I saw Niño Miguel play shortly before he died. Some guitarists had managed to get him back and he was still fit. In that concert they talked about the life of a junkie and how he was able to get chords out of a stick and two strings. The fate of his pariah life, as a gypsy voluntarily given over to heroine, his biopolitical dimension, became evident before a curious and amateur audience that, beyond condescension and paternalism, was capable of appreciating the teacher. “When the natural data is capable of presenting itself as a political objective”, I think I read in a post quoting Agamben, which hung in the piece. All the while, selfishly, I expected him to play “En el puente Nicoba” like a secret wish. And he played the soleá but with a different introduction without hitting the wood of the guitar and without the unchained curl at the end, that is, without the vestiges with which I had wanted to understand the life of Niño Miguel, a life where everything is the same, to be gypsy, flamenco and heroin addict, a whole political portrait.
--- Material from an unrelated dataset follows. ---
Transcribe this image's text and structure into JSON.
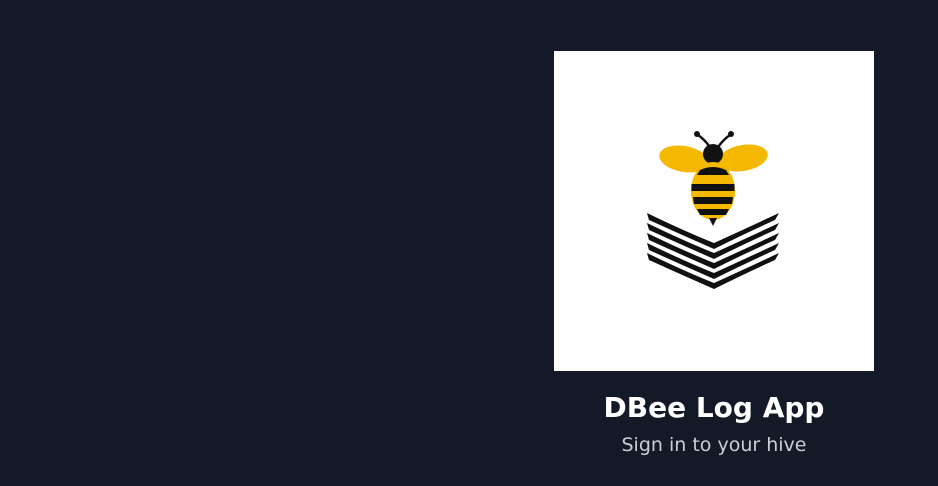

In a certain sense, in order to disarm the coming totalitarianism –what Agamben was commenting on had to do with the genesis of Nazism– it will be necessary to reconsider those biological linkages that deduce a politic from our lives.
Finally, of all that work –the piece “Chord number ten” currently belongs to the Artium collection in Vitoria-Gasteiz, where the video and the photographs and texts that accompanied it are still in custody–, which was an enormous work of production, inserted in a large-scale project with workshops, mediations– Agustín García Calvo and Giorgio Agamben even participated under the same tree– exhibitions, publications, etc., I already said it, of all that effort that lasted almost two years, nine months on the road and the rest of the time occupied by this totality, of all that, it turns out that, at times, the only thing I remember are these chords of the “Chord number ten”. And yes, I think that, for once, the trace was right, the vehicle, that place, a certain way of understanding what could be possible, what is still there, potency.